Sri Lanka Ruwanthie de Chickera

Ruwanthie de Chickera
Photo : Ruwanthie de Chickera

Que vous évoque le terme « réfugié » ?

Un réfugié est un être humain dont la tragédie personnelle devient un bien public dans un pays étranger.
Un réfugié est une personne exposée aux yeux de tous, devant rendre des comptes à tout le monde, dépendante des autres, et ne bénéficiant d'aucune protection en retour.

Selon vous, fuir la pauvreté est-il moins légitime que fuir la guerre ou la répression politique ?

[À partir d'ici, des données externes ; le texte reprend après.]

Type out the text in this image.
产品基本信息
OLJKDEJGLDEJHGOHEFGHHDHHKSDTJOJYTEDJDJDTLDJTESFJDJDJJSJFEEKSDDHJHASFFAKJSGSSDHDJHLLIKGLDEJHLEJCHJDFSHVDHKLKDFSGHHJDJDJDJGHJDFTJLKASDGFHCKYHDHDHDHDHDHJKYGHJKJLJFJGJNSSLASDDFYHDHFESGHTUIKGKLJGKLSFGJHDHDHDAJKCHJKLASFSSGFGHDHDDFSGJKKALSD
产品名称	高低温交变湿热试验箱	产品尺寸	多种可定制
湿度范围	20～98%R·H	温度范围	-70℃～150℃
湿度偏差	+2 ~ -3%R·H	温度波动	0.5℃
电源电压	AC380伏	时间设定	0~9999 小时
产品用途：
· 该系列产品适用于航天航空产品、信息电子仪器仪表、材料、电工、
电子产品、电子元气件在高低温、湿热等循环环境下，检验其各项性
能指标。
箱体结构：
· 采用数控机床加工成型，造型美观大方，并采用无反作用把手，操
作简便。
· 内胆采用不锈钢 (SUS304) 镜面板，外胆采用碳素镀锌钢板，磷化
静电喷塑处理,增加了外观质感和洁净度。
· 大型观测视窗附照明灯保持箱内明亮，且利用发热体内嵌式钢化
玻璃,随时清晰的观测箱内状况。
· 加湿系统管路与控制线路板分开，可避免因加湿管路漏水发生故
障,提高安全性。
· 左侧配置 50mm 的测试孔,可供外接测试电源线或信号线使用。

Le rêve de voir un pays autre que celui de sa naissance ne représente-t-il pas un droit légitime de la jeunesse ? L'instinct de fuite, qu'il s'agisse d'échapper à une situation familière et à la terreur ou d'aller vers l'inconnu, est inhérent à la nature humaine. La fuite est légitime, car elle existe au plus profond de chacun de nous. Empêcher la fuite, c'est refouler l'essence même de l'esprit humain.
Le monde dans lequel nous vivons n'offre qu'à une poignée de personnes le droit de fuir, d'aller et venir comme bon leur semble, d'être accueillies, d'explorer, de choisir de rester, de partir, de s'épanouir ou de disparaître. Pour de nombreuses autres personnes, ce monde est synonyme de murs, de barrières et de prisons. Rien de tout cela n'est légitime.
Les questions essentielles que nous nous posons sont fausses.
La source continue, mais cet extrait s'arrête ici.